D’abomination crainte à personnage séduisant, le vampire semble avoir traversé une véritable mutation de son identité culturelle. Quelles sont ses origines ? Comment sommes-nous arrivés à la représentation moderne du vampire ?
Les entités vampiriques sont des créatures se nourrissant de l’essence vitale (généralement du sang) et ont existé dans diverses cultures dans le monde. Ce n’est qu’au début du XVIIIe siècle, en Europe de l’Est et du Sud-Est, que des « épidémies » de vampires ont vu le jour. Considérés comme des revenants, on leur attribuait classiquement des décès de maladies incongrues, habituellement au sein de la même famille ou communauté. Cette croyance prend tout son sens lorsque la survenue d’épidémies de tuberculose ont été associés à des épidémies supposées de vampirisme.
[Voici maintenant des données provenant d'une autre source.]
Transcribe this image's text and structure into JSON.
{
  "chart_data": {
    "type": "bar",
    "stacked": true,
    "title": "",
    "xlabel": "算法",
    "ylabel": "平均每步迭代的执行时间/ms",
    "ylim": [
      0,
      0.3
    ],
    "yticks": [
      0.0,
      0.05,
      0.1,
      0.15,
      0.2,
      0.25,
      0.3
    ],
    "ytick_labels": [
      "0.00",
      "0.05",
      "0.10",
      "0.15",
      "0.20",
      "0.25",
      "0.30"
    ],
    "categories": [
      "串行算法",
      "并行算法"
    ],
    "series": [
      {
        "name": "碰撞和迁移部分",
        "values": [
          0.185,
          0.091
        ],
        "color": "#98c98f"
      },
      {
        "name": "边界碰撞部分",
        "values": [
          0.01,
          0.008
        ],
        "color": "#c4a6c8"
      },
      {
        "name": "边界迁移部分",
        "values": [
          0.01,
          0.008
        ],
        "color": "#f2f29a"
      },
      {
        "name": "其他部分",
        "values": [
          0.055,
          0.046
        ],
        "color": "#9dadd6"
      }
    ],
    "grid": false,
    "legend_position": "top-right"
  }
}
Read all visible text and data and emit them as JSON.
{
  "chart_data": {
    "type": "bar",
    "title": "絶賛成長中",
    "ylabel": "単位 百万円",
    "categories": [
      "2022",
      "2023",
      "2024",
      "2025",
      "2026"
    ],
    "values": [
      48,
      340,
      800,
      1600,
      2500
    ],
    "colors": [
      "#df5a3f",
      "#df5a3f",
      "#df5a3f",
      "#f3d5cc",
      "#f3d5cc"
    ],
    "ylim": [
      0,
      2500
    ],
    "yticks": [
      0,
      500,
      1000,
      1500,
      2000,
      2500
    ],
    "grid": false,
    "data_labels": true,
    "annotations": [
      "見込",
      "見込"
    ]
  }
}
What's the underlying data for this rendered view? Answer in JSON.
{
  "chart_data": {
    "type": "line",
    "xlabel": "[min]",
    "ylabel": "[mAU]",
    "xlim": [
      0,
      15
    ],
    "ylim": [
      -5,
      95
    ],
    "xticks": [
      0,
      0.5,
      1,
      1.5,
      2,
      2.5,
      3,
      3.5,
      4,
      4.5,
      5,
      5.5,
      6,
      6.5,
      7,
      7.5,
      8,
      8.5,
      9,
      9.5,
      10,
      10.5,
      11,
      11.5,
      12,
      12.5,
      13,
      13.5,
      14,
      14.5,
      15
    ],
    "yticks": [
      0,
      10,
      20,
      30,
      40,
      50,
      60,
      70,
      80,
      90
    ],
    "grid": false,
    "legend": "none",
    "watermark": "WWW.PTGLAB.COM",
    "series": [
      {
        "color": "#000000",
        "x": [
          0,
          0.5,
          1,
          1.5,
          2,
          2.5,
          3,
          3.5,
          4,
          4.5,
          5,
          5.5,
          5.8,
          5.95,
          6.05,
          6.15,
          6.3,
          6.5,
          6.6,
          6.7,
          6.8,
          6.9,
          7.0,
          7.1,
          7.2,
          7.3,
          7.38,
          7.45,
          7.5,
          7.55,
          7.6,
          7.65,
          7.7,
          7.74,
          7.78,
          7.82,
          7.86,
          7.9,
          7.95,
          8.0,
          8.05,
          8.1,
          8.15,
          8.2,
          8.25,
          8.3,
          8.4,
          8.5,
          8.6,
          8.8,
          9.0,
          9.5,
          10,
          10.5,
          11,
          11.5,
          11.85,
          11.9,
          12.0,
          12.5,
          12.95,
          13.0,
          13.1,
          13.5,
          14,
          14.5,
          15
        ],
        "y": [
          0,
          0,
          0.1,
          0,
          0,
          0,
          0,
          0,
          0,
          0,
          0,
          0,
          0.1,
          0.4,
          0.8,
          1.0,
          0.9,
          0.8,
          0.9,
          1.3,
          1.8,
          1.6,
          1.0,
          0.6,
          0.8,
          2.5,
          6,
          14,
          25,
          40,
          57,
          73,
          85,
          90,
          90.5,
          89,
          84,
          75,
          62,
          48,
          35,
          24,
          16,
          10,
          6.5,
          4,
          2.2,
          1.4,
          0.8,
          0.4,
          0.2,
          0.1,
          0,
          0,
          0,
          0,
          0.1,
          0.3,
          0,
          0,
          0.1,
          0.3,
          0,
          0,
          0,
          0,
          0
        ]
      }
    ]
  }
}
Le vampire dans le folklore
Leur première description était un cadavre gonflé, violet, doté de longs ongles et dents avec la bouche remplie de sang, ces caractéristiques ayant été souvent attribuées à une récente consommation de sang. Des récits relatent également des bruits émanant du cercueil qui étaient expliqués par la mastication de sang fraîchement bu. Sans surprise, c’est exactement ce à quoi peut ressembler un cadavre dans les premières étapes de la décomposition dans un cercueil. Le processus physiologique de décomposition permet également d’expliquer des bruits cadavériques après la mort.
Le moyen le plus répandu de destruction était d’exhumer le corps et d’enfoncer un pieu d’arbre dans leur cœur. C’était un moyen de « dégonfler » le cadavre et ainsi de faciliter le départ de l’âme rémanente dans le corps d’apparence préservé.
Le vampire étant jugé être une créature satanique, des objets sacrés, comme le crucifix et l’eau sacrée, étaient utilisés comme des talismans de protection. Leur qualité de revenant ont parfois fait d’eux des êtres sans âme, amenant naturellement l’idée selon laquelle ils n’auraient pas de réflexion dans le miroir. La chaleur étant classiquement associée au vivant, les vampires en sont dénués, manifestant leur nature duelle, à cheval entre la mort et le vivant. Ce motif est également retrouvé dans la blancheur de leur peau, qui symbolise la maladie (l’anémie).
La chauve-souris, nocturne et laide, était considérée comme démoniaque. La découverte de sa cousine « vampire » va léguer au vampire folklorique les canines caractéristiques, la cape noire et la transformation emblématique. Elle va ancrer le vampire comme une créature de la nuit craignant la lumière du soleil et se reposant dans son cercueil le jour.
Le vampire dans la littérature
L’œuvre la plus quintessentielle contribuant à l’image contemporaine que l’on se fait du vampire est « Dracula » (1897) de Bram Stoker. Sa première description physique est la suivante : un grand vieillard vêtu de noir de la tête au pied, des mains creusés et glaciales, un nez d’aigle, un front haut et bombé avec les cheveux rares au niveau des tempes mais abondantes sur le reste de la tête, des sourcils broussailleux, une expression cruelle avec des dents pointus éclatantes de blancheur et des oreilles pointus. Par la suite, il est également décrit comme riche, charismatique avec une grande appétence sexuelle.
Au milieu du XXe siècle, des femmes commencèrent à écrire à propos des vampires, notamment en inversant les schémas classiques. Le vampire se rapprocha progressivement d’un héros tragique, où résister à la pulsion irrépressible du sang était leur plus grande preuve d’amour, plutôt que d’un être malicieux.
C’est ainsi que, de fil en aiguille, à partir d’un revenant monstrueux d’allure cauchemardesque, nous sommes arrivés au charismatique Edward Cullen dans Twilight, peint comme un vampire séduisant, torturé et amoureux de la protagoniste.